A couple of these images pretty accurately represent what it feels like visually before a migraine strikes. Especially those with grass between the legs.
Interestingly (someone told me) that those artifacts and the videos especially can remind one of psychedelic hallucinogens.
There seems to be some shockingly similar transformations, patterns and artifacts with other, related projects as well, including color patterns, movement, things melting or merging into each other etc.
There is a ton of computation happening in the visual cortex. If disturbing it, connecting different things or "seeing behind the curtain" matches some of these visual computing projects then I think we're onto something.
I am getting the sense that over time, we will collectively building in AI a realm populated by the Platonic Ideal of objects in the human world. But since it is in learning models, we will be able to see the zeros and ones, but still won't really have mental access to that realm, only the ability to recognize the particulars that it produces.
The inscriptions are interesting. The one that reads "Dedicated with love to the memory of Alan (Alan) Hutton" reminds me that it has no understanding of what parentheses mean in a name on the inscription.
To be fair, some of the original inscriptions have things like "in memory of David (Dave) Lister". So you can see why the model "thought" that having identical meaning names in that order would be sensible.
Is it reasonable to liken such image generation to projection?
Like when they say your brain is constantly projecting its own model of the world for comparison with sensory input. I like that as a model of how our brain works BTW.
Yeah this one is not quite as good as the other "does not exist" sites. A lot of the ones I've seen have a quite realistic looking bench, but with a very obviously not-real backdrop. Strange smears and artifacts are a dead giveaway.

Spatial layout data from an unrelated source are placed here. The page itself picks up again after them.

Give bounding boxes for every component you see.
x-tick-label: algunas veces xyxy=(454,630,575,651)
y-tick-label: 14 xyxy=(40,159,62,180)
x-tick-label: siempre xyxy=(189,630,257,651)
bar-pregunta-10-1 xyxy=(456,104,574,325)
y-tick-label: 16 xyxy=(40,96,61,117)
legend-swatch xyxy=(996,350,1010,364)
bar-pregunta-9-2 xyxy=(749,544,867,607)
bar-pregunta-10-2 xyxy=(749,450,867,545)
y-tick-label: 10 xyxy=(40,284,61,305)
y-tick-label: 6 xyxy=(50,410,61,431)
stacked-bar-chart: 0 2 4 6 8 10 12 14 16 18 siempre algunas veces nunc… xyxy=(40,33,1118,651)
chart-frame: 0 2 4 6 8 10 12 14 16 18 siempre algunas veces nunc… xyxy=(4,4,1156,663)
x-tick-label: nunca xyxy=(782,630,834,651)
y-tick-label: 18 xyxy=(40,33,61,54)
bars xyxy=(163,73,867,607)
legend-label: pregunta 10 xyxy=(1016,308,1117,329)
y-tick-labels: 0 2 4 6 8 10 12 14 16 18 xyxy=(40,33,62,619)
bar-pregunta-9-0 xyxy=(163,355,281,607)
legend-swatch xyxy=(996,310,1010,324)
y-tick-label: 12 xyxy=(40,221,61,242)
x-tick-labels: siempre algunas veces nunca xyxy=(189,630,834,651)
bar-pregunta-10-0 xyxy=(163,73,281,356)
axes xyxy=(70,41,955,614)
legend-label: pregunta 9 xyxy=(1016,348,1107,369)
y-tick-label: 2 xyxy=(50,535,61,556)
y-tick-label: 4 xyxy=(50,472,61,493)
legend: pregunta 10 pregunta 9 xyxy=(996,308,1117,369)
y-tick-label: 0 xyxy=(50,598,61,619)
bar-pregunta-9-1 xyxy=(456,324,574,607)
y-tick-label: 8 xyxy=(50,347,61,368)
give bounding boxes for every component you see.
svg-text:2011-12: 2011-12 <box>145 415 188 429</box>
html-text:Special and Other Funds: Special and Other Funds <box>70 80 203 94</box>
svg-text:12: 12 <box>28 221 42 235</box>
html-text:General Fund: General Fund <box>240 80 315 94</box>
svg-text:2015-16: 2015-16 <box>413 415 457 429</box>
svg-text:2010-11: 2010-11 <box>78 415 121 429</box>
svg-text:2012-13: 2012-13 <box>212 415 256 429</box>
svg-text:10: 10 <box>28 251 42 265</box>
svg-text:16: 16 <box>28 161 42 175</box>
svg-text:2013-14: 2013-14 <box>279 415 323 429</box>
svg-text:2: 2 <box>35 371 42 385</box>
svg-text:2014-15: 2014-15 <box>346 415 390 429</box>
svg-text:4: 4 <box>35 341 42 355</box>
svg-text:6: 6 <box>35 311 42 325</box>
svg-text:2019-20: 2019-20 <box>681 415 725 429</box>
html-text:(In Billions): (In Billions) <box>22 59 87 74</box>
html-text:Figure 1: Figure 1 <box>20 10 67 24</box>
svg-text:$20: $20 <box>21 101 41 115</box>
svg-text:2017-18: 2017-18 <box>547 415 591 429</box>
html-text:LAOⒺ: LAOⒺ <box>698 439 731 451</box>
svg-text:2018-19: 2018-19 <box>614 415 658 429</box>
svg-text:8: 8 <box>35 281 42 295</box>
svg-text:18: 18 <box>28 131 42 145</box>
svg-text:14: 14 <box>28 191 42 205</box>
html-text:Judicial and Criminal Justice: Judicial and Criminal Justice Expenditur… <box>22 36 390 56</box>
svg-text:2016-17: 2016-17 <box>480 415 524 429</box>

That's an interesting question. I think Colab times out after 24 hours - so it would need a bit more hand-holding. Additionally, there's no guarantee of what resources you'll get with them - so the entire process will take a lot longer.
The timeout doesn't matter much, you can periodically save to drive. I spent like a month (subjectively) training gpt2 on Colab by just letting it run for a while and save the weights to drive and then pick up from there next time. I've done the same with GANs, too over a couple of days.
As I interpret it, the point is to demonstrate how anyone with a dataset large enough can now do this. Even memorial benches, because that's what the author had.
We just need a "This (This thing does not exist) Does Not Exist", sort of a meta does not exist, a sort of Y Combinator (natch) of "this thing does not exist".
This particular trend has a long way yet to metastasize. It violates rule 34 at least. The list of "This X does not exist" is counted in the teens and we will see lots more of it.